Le Sahel un terreau propice au développement de la criminalité (1/3)

Voici le premier billet d’une trilogie consacrée à l’Afrique de l’Ouest et plus particulièrement à l’espace saharo-sahélien, publié en parallèle sur AGS
. Nous essaierons de comprendre en quoi cet espace est un terreau favorable à l’expansion des groupes criminels et terroristes (la frontière entre les deux est souvent floue) puis qui sont ces acteurs ? Pourquoi AQMI est descendu de l’Algérie au Sahel ? Comment s’organise la lutte contre cet avatar d’Al Qaïda ?


Un ensemble de facteurs s’imbriquent et expliquent la situation actuelle :
Un espace instable et incontrôlé : Tout d’abord la porosité des frontières est un facteur géopolitique majeur dans la région.
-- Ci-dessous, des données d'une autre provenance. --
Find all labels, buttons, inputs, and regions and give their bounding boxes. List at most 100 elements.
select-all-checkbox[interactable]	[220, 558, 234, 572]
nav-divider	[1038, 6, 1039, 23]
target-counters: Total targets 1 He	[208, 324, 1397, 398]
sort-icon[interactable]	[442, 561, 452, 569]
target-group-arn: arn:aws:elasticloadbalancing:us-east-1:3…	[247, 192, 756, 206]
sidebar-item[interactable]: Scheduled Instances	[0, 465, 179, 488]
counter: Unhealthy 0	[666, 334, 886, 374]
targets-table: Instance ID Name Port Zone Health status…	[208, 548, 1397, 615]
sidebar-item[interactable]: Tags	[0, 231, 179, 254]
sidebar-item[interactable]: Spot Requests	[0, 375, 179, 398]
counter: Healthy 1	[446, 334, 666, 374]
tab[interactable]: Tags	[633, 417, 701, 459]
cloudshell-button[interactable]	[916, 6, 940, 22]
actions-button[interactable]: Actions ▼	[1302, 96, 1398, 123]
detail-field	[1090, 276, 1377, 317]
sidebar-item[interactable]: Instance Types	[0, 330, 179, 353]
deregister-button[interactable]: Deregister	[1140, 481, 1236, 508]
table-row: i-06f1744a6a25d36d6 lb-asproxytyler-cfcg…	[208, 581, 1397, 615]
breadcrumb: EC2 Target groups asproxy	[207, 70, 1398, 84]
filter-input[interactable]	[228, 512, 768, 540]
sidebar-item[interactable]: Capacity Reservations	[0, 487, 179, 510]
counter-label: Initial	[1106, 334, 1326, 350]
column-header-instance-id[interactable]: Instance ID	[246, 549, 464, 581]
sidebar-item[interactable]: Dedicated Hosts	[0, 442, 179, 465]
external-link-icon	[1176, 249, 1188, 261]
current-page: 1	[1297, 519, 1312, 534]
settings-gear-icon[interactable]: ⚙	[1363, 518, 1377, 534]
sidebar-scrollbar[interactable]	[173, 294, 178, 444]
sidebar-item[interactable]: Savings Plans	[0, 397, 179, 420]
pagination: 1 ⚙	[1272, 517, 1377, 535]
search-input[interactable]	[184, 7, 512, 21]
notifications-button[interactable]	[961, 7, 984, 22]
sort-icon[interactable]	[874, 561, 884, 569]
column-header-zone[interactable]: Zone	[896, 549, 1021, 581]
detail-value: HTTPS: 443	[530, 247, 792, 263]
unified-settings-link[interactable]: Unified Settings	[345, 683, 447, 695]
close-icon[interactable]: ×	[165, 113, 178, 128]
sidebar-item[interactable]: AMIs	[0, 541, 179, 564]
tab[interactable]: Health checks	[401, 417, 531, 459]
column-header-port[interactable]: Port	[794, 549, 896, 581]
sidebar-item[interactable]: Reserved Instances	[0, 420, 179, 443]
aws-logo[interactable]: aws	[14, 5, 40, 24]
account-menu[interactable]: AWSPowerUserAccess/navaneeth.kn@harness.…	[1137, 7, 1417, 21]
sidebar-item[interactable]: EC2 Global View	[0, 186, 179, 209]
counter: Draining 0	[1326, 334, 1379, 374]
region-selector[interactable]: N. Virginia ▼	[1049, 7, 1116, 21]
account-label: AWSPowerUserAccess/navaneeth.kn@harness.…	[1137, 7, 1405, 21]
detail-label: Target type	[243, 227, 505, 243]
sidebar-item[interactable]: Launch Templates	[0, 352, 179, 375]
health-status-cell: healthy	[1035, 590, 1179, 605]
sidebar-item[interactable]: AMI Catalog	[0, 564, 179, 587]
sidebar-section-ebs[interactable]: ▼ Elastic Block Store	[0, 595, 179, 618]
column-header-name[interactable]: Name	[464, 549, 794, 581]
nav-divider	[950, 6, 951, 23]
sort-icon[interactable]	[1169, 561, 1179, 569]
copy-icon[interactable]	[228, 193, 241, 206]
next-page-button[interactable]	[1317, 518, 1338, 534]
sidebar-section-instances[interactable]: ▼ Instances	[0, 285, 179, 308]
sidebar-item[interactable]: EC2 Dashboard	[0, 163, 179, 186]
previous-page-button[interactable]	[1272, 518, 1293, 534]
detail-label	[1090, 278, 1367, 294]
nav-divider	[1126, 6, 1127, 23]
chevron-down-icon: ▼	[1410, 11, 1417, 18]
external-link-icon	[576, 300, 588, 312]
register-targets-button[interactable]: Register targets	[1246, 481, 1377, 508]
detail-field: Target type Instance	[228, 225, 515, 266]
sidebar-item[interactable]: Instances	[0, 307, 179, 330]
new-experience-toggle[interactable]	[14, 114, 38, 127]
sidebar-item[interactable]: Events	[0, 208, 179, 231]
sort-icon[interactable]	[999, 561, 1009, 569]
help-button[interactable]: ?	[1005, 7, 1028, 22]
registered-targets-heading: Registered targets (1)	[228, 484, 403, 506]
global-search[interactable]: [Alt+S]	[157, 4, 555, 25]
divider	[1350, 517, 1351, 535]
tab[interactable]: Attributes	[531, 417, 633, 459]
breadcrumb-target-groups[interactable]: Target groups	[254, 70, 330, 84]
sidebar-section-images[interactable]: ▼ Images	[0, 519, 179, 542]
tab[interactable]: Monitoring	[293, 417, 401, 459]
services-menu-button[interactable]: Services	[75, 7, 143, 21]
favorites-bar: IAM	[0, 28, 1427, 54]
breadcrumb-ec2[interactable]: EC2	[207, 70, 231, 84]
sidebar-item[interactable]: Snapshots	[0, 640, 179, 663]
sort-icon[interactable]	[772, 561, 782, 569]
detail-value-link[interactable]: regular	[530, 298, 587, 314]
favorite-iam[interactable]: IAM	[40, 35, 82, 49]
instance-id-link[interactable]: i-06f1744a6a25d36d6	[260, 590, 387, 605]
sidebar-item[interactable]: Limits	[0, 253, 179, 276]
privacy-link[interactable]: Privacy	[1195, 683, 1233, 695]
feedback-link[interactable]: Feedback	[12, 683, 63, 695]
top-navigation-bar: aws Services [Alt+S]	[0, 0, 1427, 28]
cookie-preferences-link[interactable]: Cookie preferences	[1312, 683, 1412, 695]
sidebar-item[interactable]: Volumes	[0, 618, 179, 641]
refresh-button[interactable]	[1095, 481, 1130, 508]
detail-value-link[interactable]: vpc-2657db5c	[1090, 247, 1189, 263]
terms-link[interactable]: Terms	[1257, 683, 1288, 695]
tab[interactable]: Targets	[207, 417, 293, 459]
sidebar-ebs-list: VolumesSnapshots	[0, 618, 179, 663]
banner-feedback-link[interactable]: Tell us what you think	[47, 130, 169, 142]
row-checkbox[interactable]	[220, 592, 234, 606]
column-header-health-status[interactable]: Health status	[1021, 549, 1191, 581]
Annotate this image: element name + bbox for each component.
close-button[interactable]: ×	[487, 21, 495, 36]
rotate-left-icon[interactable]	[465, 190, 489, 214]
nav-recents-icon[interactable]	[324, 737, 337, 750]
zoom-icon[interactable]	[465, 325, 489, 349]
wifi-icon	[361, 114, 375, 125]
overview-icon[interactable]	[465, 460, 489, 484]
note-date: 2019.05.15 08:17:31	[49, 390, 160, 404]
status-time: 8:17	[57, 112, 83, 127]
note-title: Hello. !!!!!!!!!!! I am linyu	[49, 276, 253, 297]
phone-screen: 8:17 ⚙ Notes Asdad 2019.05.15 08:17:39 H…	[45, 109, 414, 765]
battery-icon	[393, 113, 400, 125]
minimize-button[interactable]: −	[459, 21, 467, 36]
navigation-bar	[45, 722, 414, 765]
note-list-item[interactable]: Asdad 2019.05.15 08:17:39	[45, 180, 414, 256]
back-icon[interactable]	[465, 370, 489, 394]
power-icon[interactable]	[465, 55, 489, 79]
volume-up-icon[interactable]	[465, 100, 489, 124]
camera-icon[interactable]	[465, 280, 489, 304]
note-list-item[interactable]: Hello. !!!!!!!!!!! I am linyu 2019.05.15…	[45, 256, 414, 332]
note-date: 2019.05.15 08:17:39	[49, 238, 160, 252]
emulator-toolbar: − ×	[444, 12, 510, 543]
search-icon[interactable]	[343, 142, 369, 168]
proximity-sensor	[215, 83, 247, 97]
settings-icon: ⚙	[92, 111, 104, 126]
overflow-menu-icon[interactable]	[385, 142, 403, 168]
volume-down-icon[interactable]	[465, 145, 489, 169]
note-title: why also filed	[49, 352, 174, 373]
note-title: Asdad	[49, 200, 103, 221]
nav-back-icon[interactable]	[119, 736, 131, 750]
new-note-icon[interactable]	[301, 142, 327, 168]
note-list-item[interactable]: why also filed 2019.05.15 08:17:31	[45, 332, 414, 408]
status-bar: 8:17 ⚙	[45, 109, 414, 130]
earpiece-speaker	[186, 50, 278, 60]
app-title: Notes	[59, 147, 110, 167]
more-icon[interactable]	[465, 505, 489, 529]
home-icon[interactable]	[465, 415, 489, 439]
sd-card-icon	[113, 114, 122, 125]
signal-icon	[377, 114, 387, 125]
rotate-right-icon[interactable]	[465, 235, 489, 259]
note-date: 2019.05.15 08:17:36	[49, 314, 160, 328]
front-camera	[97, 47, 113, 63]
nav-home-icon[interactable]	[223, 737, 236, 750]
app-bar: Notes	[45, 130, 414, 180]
L’instabilité dans un pays se propage comme une tache d’huile chez les voisins. Et la région est soumise à de nombreux soubresauts politiques: coups d’Etat en Mauritanie (août 2008) et au Niger (février 2010) ou hyperstabilité (Campaoré au pouvoir depuis octobre 1987, Déby depuis février 1991). D’ailleurs l'entrée des États de la zone dans une période d'élections n'est pas rassurante. En effet la redistribution de pouvoir est au combien déstabilisatrice et génératrice de frustrations. On y observe la naissance ou la renaissance de guerres civiles. Petit aperçu des élections à venir dans la zone : Burkina Faso : Elections présidentielles le 21 novembre 2010. Par une révision de la Constitution Compaore devrait se représenter pour la 4ème fois, Niger : référendum constitutionnel le 31 octobre 2010, les élections locales le 08 janvier 2011, les législatives couplées au 1er tour des présidentielles le 31 janvier 2011, le 2ème tour des présidentielles le 12 mars 2011 et le président élu prêtera serment le 6 avril 2011, Nigéria: janvier 2011, Tchad : les élections générales de 2011 seraient reportées, Mali et Sénégal : 2012

Une situation économique alarmante :
Les pays de la zone sont particulièrement pauvres : le Burkina Faso, la Gambie, la Guinée Bissau, le Sénégal, le Mali, le Niger, le Tchad et le Soudan font parti des PMA (Pays les Moins Avancés) une catégorie créé par l’ONU en 1971 et regroupant les pays les moins développés socio-économiquement. Et pour cause se sont principalement des économies orientées vers l’exportation de produits de base bruts (agricoles et miniers).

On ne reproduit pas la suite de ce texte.